В первые дни трагедии к ресторану приходили как семьи погибших, так и обычные зеваки, – все хотели посмотреть на то, что осталось от ресторана, ну а журналисты лишний раз пытались запечатлеть трагедию в хрониках. С каждым днём народ здесь рассасывался, а к концу дня его и вовсе не оставалось, но горящие свечки давали понять, что здесь регулярно поддерживали хоть какую-то жизнь. И когда Маша подошла к мемориалу, возле ресторана была лишь одна женщина в чёрном, зажигавшая свечу над фотографией рыжего мальчишки.
Маша тихонько подошла к ней со спины.
– Соболезную вам, – это всё, что вырвалось из уст Маши. Она сама не понимала, зачем подошла, – скорее всего, нежелание идти домой и сидеть с ребёнком было для неё большим наказанием.
Женщина повернулась к ней. Увидев молодое лицо, Маша отшатнулась. Она не думала увидеть столь юную особу, хотя её скулы были настолько истощены, что напоминали смерть.
– Спасибо. У вас тоже кто-то погиб?
– Нет… Да… – запнулась Маша, – Да. Брат мужа.
– Я тоже вам соболезную. – Машу от этих слов в её адрес скрутило. – Не понимаю: за что Бог обрушивает все эти страдания на нас? Неужели мало мы других бед и несчастий пережили?
– Никто не даст нам правильного ответа. – Маша уже жалела, что подошла, – на подобный разговор она не соглашалась, и ей поскорее хотелось сменить разговор. – Это ваш брат на фотографии?
– Сын. Приёмный. – Маша снова пожалела о своём вопросе – она понимала, что смерть ребёнка переживается сильнее, чем смерть брата. – Мы усыновили двух близнецов ещё младенцами.
– Другой ребёнок жив?
– Жив, но от этого не легче – их как будто что-то связывало. Сашеньке сейчас очень сложно, и я не знаю, что с этим делать, как помочь ему пережить всё это.

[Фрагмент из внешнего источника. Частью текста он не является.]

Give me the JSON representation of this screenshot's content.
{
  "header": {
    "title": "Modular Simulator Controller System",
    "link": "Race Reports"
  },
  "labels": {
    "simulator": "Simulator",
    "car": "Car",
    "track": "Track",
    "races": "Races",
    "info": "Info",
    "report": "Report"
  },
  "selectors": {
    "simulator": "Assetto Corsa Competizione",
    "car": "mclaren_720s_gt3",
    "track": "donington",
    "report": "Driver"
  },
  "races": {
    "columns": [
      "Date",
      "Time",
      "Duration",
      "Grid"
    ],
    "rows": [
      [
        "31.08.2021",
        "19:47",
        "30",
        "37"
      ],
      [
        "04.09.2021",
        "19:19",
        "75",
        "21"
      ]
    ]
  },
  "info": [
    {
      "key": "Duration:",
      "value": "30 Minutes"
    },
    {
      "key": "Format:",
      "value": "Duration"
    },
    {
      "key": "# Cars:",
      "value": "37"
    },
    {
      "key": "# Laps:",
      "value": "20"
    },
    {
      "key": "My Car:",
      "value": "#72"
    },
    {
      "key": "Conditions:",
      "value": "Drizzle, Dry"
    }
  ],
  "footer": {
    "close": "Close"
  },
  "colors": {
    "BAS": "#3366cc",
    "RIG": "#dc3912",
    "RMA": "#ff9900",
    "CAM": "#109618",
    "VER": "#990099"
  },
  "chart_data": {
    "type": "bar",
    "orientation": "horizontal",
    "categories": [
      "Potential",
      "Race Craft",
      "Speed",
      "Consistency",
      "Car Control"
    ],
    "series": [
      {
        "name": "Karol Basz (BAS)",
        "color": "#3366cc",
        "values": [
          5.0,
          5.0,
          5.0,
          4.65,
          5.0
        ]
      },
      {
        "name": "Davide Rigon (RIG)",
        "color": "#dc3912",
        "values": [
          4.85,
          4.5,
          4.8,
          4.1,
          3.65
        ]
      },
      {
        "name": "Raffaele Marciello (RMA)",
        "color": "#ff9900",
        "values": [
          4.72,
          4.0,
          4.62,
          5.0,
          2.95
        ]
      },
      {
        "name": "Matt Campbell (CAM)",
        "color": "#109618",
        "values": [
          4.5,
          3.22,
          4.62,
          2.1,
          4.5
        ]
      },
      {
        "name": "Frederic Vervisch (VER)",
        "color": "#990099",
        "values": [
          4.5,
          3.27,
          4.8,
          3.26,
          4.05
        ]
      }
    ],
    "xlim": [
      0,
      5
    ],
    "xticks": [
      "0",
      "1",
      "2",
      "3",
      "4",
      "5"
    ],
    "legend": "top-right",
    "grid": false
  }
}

Девушка наклонилась к мемориалу и поставила фотографию и свечку поглубже среди остальных, таких же потерянных в огне жертв.
– Со временем образуется. – Ничего другого Маша не придумала, чтобы сказать, но лишь после поняла, насколько глупо звучат эти слова. – Он примет потерю своего брата и будет двигаться дальше. Всё зависит от него самого, примет он потерю или нет. Просто ему правильно нужно всё объяснить. Я долгое время не могла принять смерть бабушки. Она с самого рождения была со мною рядом, а потом – бац, и её нет. Я искала её, спрашивала у родителей, где она. Просто тогда не могла понять, что такое смерть. Никто не мог мне это объяснить, пока сама с возрастом не пришла к осознанию.
Девушка смотрела на фотографию ребёнка, а Маша – на неё саму. Тишину нарушали лишь шмыганье носом и завывание ветра.
– Да, вы правы. Он, конечно, понимает, что произошло, уже сейчас, но мне так страшно заговорить с ним об этом! Страшно, что он переживает это один, поэтому не знаю, что сказать ему в поддержку.
– Если вы считаете себя действительно матерью ребёнка, то обязательно найдёте правильные слова.
Но подбадривающая речь не помогла – девушка только сильнее ушла в себя, и Маша не могла не заметить этого.